原裁判所が被控訴人の申立で控訴人に対し昭和三三年四月一六日付で一四日以内に訴を提起すべき旨の命令を発したこと、控訴人が右期間内に本件立木所有権移転登記抹消登記請求の訴(原裁判所昭和三二年(ワ)第四五号)を提起したが、同年九月一〇日右訴の取下があつたものとみなされたこと、控訴人が右訴の係属中に被控訴人らを相手方として青森家庭裁判所十和田出張所に本件立木その他について遺産分割の家事調停の申立をした(同出張所昭和三二年(家イ)第二三号)ことは、当事者間に争いがない。ところで、民訴七五六条七四六条の訴は、民訴法上の訴に限らず裁判所で実質的に権利確定がされる前記家事調停の如きものをも包含するものと解すべきだから、前記認定の訴の擬制的取下によつて同訴が初から係属しなかつたものとみなされたとしても、なお前記家事調停の申立によつて訴の提起があつたものということができる。たとえ、右調停の申立が前記起訴命令の期間経過後にされたとしても、仮処分取消前に申立てられた以上、訴訟経済の見地から、本件仮処分の取消をすべきものではないと考える。それゆえ、右訴の擬制的取下を理由として本件仮処分の取消を求める被控訴人の申立は理由がない。

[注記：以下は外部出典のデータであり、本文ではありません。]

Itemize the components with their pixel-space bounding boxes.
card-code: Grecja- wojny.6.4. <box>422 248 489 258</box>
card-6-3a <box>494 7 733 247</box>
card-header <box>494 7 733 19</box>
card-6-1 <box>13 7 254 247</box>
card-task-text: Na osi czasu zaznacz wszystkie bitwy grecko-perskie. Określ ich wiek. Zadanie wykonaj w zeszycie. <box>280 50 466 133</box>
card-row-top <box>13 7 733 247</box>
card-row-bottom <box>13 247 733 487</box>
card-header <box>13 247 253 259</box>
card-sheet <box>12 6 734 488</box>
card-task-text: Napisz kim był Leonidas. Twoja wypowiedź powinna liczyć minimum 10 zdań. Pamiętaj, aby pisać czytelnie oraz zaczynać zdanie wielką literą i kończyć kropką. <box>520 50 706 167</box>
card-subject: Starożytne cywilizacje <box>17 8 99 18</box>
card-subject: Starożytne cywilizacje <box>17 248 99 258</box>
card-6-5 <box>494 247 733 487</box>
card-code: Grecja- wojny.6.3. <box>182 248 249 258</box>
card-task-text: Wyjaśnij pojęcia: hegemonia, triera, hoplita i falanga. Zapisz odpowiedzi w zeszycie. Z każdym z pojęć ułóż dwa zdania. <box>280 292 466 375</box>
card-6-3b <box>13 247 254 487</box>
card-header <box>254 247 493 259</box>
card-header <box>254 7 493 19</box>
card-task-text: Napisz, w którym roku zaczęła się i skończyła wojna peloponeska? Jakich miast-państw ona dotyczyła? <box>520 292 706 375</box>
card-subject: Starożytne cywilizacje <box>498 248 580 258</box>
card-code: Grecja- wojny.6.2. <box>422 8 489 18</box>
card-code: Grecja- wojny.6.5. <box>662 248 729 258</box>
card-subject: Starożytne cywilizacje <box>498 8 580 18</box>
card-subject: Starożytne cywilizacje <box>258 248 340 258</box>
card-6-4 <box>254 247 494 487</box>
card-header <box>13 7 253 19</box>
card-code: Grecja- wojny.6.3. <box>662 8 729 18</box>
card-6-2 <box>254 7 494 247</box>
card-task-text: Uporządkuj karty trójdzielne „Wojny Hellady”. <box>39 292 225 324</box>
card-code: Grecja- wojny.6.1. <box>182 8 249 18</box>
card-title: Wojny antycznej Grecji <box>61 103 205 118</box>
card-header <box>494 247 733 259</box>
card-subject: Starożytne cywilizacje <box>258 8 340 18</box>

前記家事調停事件で、本件立木が控訴人を除く被控訴人らの共有であることを認めること、被控訴人は控訴人に対し二〇〇万円とこれに対する利息を支払うこと、などを条項とする調停が成立したことは、当事者間に争いがない。控訴人は、右金銭債権は控訴人の本件立木に対する権利(本件被保全権利)と同一性を有すると主張するけれども、このことは、右の事実に控訴人の全立証を総合してもとうてい疎明されない。そうすると、前記家事調停の成立で、控訴人は本件立木について権利を有しないことすなわち本件仮処分の被保全権利を有しないことが確定したのであるから、事情が変更されたものというべく、本件仮処分はこれを理由として取消すのが相当である。
よつて、原決定は結局正当であつて本件控訴は理由がないから、民訴三八四条、九五条、八九条を適用して、主文のとおり判決する。